Writer: Valentine favors higher taxes
The Oct. 3 article, “House candidates spar over tax issues,” was very enlightening for me.
Del. Shannon Valentine has made transportation a major issue in her campaign without telling us how she planned to pay for the transportation improvements. Now we know; she plans to raise three existing taxes and create two new taxes. With the state economy trying to get back on its feet, now is not the time to be talking about increasing existing tax rates, let alone establishing new sales taxes on gasoline and auto repairs and putting tolls on roads.
Your article caused me to check Valentine’s voting record on taxes as our representative in the House of Delegates.

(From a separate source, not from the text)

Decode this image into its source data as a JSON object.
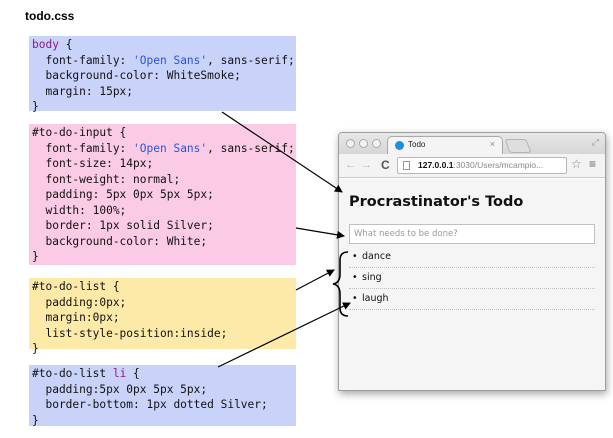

I was surprised to find in 2006, she had voted against repealing Virginia’s “Death tax.” In 2008, she voted for a tax increase that would have predominately benefited Northern Virginia, but would have cost all Virginians $3 billion over a six-year period. Her voting record demonstrates to me that she not only wants to increase our taxes for transportation improvements, but also wants to tax what we have worked hard throughout our lifetime to save for our children when we die.

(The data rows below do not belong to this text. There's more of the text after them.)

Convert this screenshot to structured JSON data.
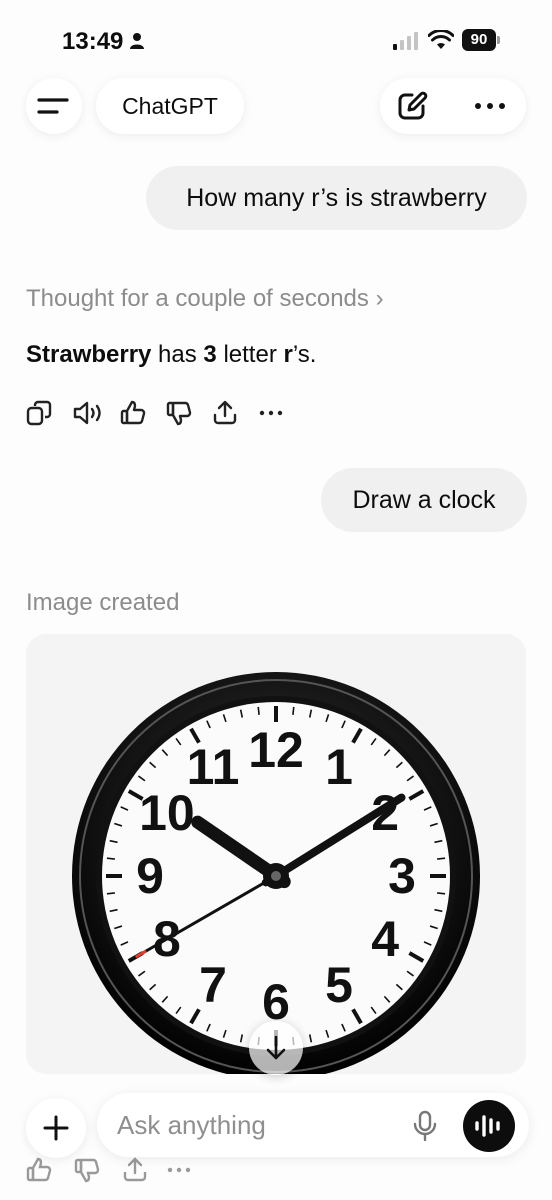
{
  "status_bar": {
    "time": "13:49",
    "battery": "90"
  },
  "header": {
    "title": "ChatGPT"
  },
  "messages": {
    "user_1": "How many r’s is strawberry",
    "thought": "Thought for a couple of seconds",
    "thought_chevron": "›",
    "answer": {
      "word": "Strawberry",
      "has": " has ",
      "count": "3",
      "letter_text": " letter ",
      "letter": "r",
      "suffix": "’s."
    },
    "user_2": "Draw a clock",
    "image_created": "Image created"
  },
  "clock": {
    "numerals": [
      "12",
      "1",
      "2",
      "3",
      "4",
      "5",
      "6",
      "7",
      "8",
      "9",
      "10",
      "11"
    ],
    "time_shown": "10:09:40"
  },
  "composer": {
    "placeholder": "Ask anything"
  },
  "icons": {
    "menu": "menu-icon",
    "new_chat": "new-chat-icon",
    "more": "more-icon",
    "copy": "copy-icon",
    "read_aloud": "speaker-icon",
    "thumbs_up": "thumbs-up-icon",
    "thumbs_down": "thumbs-down-icon",
    "share": "share-icon",
    "plus": "plus-icon",
    "mic": "mic-icon",
    "voice": "voice-mode-icon",
    "scroll_down": "arrow-down-icon"
  },
  "colors": {
    "accent": "#0d0d0d",
    "bubble": "#f0f0f0",
    "muted": "#8c8c8c",
    "clock_second_hand": "#e03c2e"
  }
}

Her voting record shows her to be in favor of higher taxes.
RHONNIE SMITH
Lynchburg
Greedy generation
Ken Burns’ new documentary film “The National Parks,” shown last week on PBS, is a vivid and stirring memorial to American civic vision and determination.
Will future artists be inspired to commemorate our great civic deeds? Small-minded politicians who play on popular fear and resentment of taxes have been sapping America’s strength and courage.
If tax avoidance comes to be this generation’s defining ambition, our grandchildren will create no memorials to our contributions to the common good. We will have passed down to them the burdens of excessive public debt, crumbling roads and bridges, rundown schools and libraries, deteriorating parks, and healthcare that is inexcusably expensive and inequitable.
When we want to cling anxiously to what we have accumulated, and when we are inclined to regard taxes as theft, we ought to stop and consider how we will appear in the eyes of posterity. Do we wish to be remembered as the “Greediest Generation”?